RE: Die militärische Gesellschaft

in DDR Staat und Regime 11.04.2014 19:38
von diegrenzgängerin | 65 Beiträge

Zitat von Nostalgiker im Beitrag #1
Um den Thread um Hohenschönhausen nicht unnötig in die Richtung der Diskussion um die Militarisierung der DDR Gesellschaft abgleiten zu lassen habe ich diesen hier eröffnet.

Über das Thema ist bereits an verschiedenen Stellen diskutiert worden. Meist waren/sind es einzelne Schwerpunkte gewesen wie zum Beispiel der Wehrkundeunterricht.

Nur wie machte sich eine/die permanente Militarisierung der Gesellschaft im alltäglichen Leben bemerkbar, wie nahm ich es vor 25 und mehr Jahren wahr?

Das erste was mir dazu einfällt ist die Präsenz von Uniformen im Strassenbild.
Kaum ein offizielles Foto, selbst auf privaten Bildern, auf welchem nicht mindestens ein oder mehrere Soldaten in Ausgehuniform zu sehen sind.
Da es damals zum alltäglichem Anblick wurde hat man es irgendwann nicht mehr bewußt registriert.

Einige Jahre fuhr ich mit der Bahn eine Strecke vom Süden in Richtung Norden und der Zug tangierte auch Perleberg. Am Sonntagabend bestand der Hauptteil der Reisenden, so im Rückblick, aus jungen Männern in Uniform welche in Wittenberg? fast alle den Zug verließen. Der Rest stieg meist in Ludwigslust aus .....
Freitags enterten sie den Zug wieder um Heimwärts zu fahren ......

Soldaten der Sowjetarmee traten, wenn überhaupt, in großen Gruppen auf mit befohlender Zurückhaltung zur Bevölkerung.

Neben den vielen Uniformierten im öffentlichen Raum waren es die irgendwann nicht mehr wahrgenommenen Losungen in Form von Transparenten, Plakaten auf denen in der Erinnerung hauptsächlich zwei Begriffe überdurchschnittlich oft vertreten waren; "Kampf" und "Frieden".

Selbst der simple Arbeitsplatz mutierte in den Achtzigern zum "Kampfplatz für den Frieden".

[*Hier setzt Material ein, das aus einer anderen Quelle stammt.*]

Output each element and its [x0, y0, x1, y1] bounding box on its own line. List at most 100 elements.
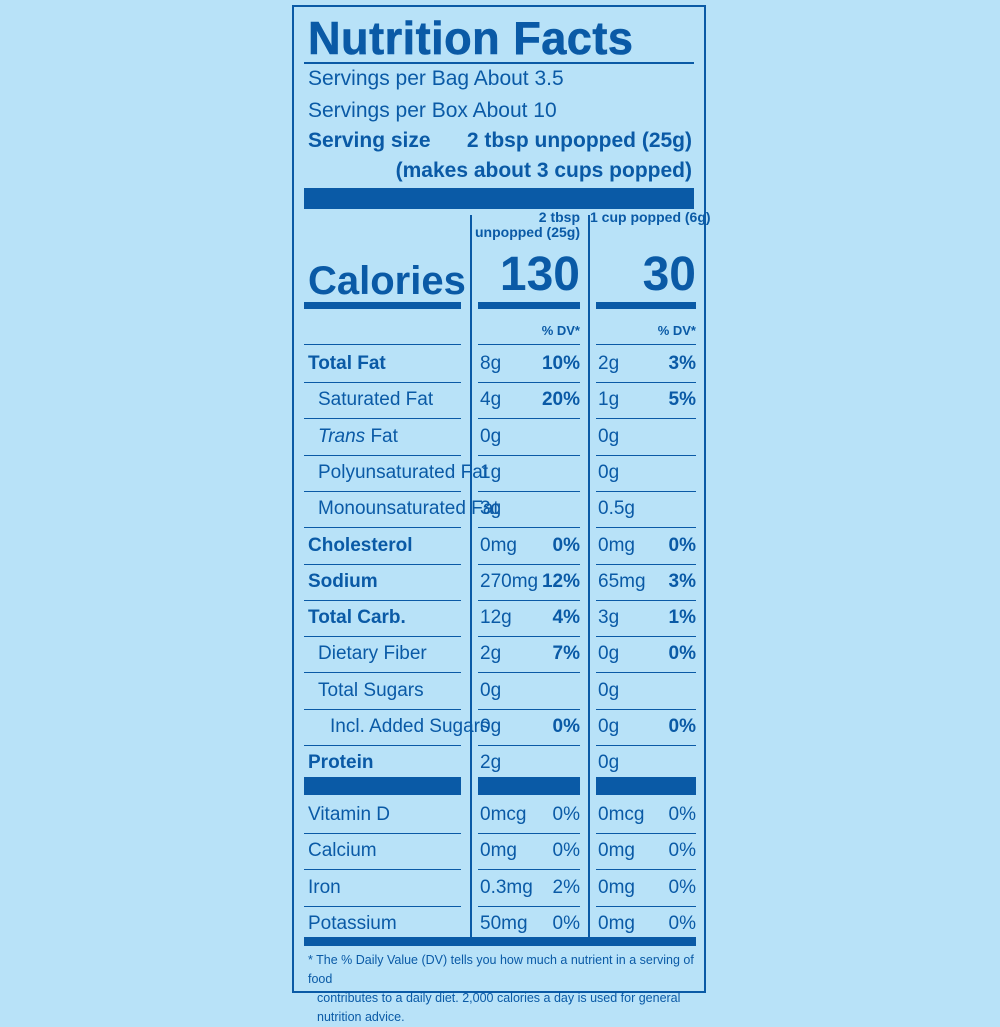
amount-unpopped: 2g	[480, 752, 502, 774]
servings-per-bag: Servings per Bag About 3.5	[308, 67, 564, 90]
nutrient-name: Total Fat	[308, 353, 386, 374]
amount-popped: 0mg	[598, 876, 635, 898]
amount-unpopped: 8g	[480, 353, 502, 374]
column-divider-1	[470, 215, 472, 939]
amount-popped: 0g	[598, 425, 620, 447]
row-rule-col2	[596, 745, 696, 746]
amount-unpopped: 50mg	[480, 912, 528, 934]
row-rule-left	[304, 869, 461, 870]
row-rule-col2	[596, 382, 696, 383]
amount-unpopped: 1g	[480, 461, 502, 483]
dv-unpopped: 12%	[541, 570, 580, 592]
amount-unpopped: 3g	[480, 498, 502, 520]
row-rule-col2	[596, 636, 696, 637]
dv-rule-col2	[596, 344, 696, 345]
row-rule-left	[304, 455, 461, 456]
amount-unpopped: 0mcg	[480, 804, 527, 825]
dv-unpopped: 0%	[552, 840, 580, 862]
nutrient-name: Saturated Fat	[318, 389, 434, 411]
label-title: Nutrition Facts	[308, 12, 634, 65]
amount-popped: 0.5g	[598, 498, 635, 520]
dv-unpopped: 0%	[552, 804, 580, 825]
row-rule-left	[304, 833, 461, 834]
amount-popped: 3g	[598, 607, 620, 629]
thick-rule-col2	[596, 777, 696, 795]
row-rule-col2	[596, 672, 696, 673]
serving-size-value: 2 tbsp unpopped (25g)	[466, 129, 692, 152]
amount-unpopped: 4g	[480, 389, 502, 411]
nutrient-name: Monounsaturated Fat	[318, 498, 499, 520]
vitamin-row: Vitamin D 0mcg 0% 0mcg 0%	[294, 797, 704, 833]
nutrient-name: Trans Fat	[318, 426, 398, 448]
dv-popped: 1%	[668, 607, 696, 629]
row-rule-left	[304, 418, 461, 419]
dv-popped: 0%	[668, 716, 696, 737]
nutrient-row: Protein 2g 0g	[294, 745, 704, 781]
nutrient-name: Vitamin D	[308, 804, 391, 825]
row-rule-col1	[478, 418, 580, 419]
row-rule-left	[304, 709, 461, 710]
row-rule-col1	[478, 527, 580, 528]
amount-unpopped: 0g	[480, 679, 502, 701]
nutrient-name: Protein	[308, 752, 374, 774]
row-rule-left	[304, 636, 461, 637]
row-rule-col1	[478, 636, 580, 637]
amount-popped: 0mg	[598, 534, 635, 556]
nutrient-row: Total Fat 8g 10% 2g 3%	[294, 346, 704, 382]
amount-popped: 0mg	[598, 912, 635, 934]
nutrient-name: Polyunsaturated Fat	[318, 461, 489, 483]
row-rule-col2	[596, 600, 696, 601]
dv-popped: 0%	[668, 876, 696, 898]
row-rule-col1	[478, 455, 580, 456]
footnote: * The % Daily Value (DV) tells you how m…	[308, 951, 704, 1027]
nutrient-row: Cholesterol 0mg 0% 0mg 0%	[294, 528, 704, 564]
title-rule	[304, 62, 694, 64]
amount-unpopped: 0g	[480, 425, 502, 447]
nutrient-name: Calcium	[308, 840, 377, 862]
row-rule-col2	[596, 418, 696, 419]
row-rule-left	[304, 564, 461, 565]
calories-rule-col2	[596, 302, 696, 309]
serving-size-note: (makes about 3 cups popped)	[395, 159, 692, 182]
amount-popped: 65mg	[598, 570, 646, 592]
row-rule-col2	[596, 833, 696, 834]
vitamin-row: Calcium 0mg 0% 0mg 0%	[294, 833, 704, 869]
row-rule-col1	[478, 869, 580, 870]
nutrient-row: Sodium 270mg 12% 65mg 3%	[294, 564, 704, 600]
dv-popped: 0%	[668, 912, 696, 934]
dv-unpopped: 20%	[541, 389, 580, 411]
dv-popped: 0%	[668, 840, 696, 862]
servings-per-box: Servings per Box About 10	[308, 99, 557, 122]
amount-popped: 1g	[598, 389, 620, 411]
row-rule-col1	[478, 564, 580, 565]
nutrient-name: Potassium	[308, 912, 397, 934]
nutrient-name: Iron	[308, 876, 341, 898]
row-rule-col2	[596, 906, 696, 907]
nutrient-row: Dietary Fiber 2g 7% 0g 0%	[294, 636, 704, 672]
nutrient-name-rest: Fat	[365, 425, 398, 447]
vitamin-row: Iron 0.3mg 2% 0mg 0%	[294, 870, 704, 906]
row-rule-col1	[478, 491, 580, 492]
dv-unpopped: 0%	[552, 716, 580, 737]
nutrient-row: Polyunsaturated Fat 1g 0g	[294, 455, 704, 491]
dv-unpopped: 0%	[552, 912, 580, 934]
calories-value-popped: 30	[642, 248, 696, 301]
thick-rule-col1	[478, 777, 580, 795]
thick-rule-bottom	[304, 937, 696, 946]
amount-unpopped: 0mg	[480, 840, 517, 862]
dv-rule-left	[304, 344, 461, 345]
dv-popped: 3%	[668, 570, 696, 592]
row-rule-col1	[478, 906, 580, 907]
nutrient-name: Total Carb.	[308, 607, 406, 629]
column2-header: 1 cup popped (6g)	[590, 209, 711, 225]
amount-popped: 0g	[598, 679, 620, 701]
nutrient-name: Sodium	[308, 570, 378, 592]
amount-popped: 0g	[598, 716, 620, 737]
calories-rule-col1	[478, 302, 580, 309]
row-rule-left	[304, 745, 461, 746]
amount-popped: 0mg	[598, 840, 635, 862]
row-rule-col1	[478, 600, 580, 601]
column-divider-2	[588, 215, 590, 939]
nutrient-name-italic: Trans	[318, 425, 366, 447]
dv-rule-col1	[478, 344, 580, 345]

Rückblickend habe ich das Gefühl das diese Art der offenen Militarisierung der Gesellschaft, Grundlage dafür war wohl die These das sich der Klassenkampf und die Auseinandersetzung mit dem Imperialismus immer weiter verschärfe, selbige Gesellschaft letztlich in zwei große Gruppen teilte.
Die Einen die das nicht tatenlos hinnahmen und sich, sofern sie den Mut hatten, in den verschiedensten Friedensgruppen und Kreisen engagierten und denen die das 'offizielle' so ziemlich herzlich egal war. Die das ziemlich pragmatisch sahen, es gehörte dazu war aber nicht ihres.

Sich öffentlich oder halböffentlich zum Pazifismus zu bekennen kam in seiner Wertung durch die "Organe" gleich nach dem Aufruf zur Abschaffung bestehender staatlicher Machtstrukturen.

Nebenbei ist es interessant das im Ost-West Konflikt und im Rahmen der Nachrüstungsbeschlüsse in den 80zigern in den westlichen Ländern massiv versucht wurde die pazifistische Bewegung als linke Spinner zu diskreditieren, währen sie in der DDR als willfährige Werkzeuge des Imperialismus stigmatisiert und verfolgt wurden.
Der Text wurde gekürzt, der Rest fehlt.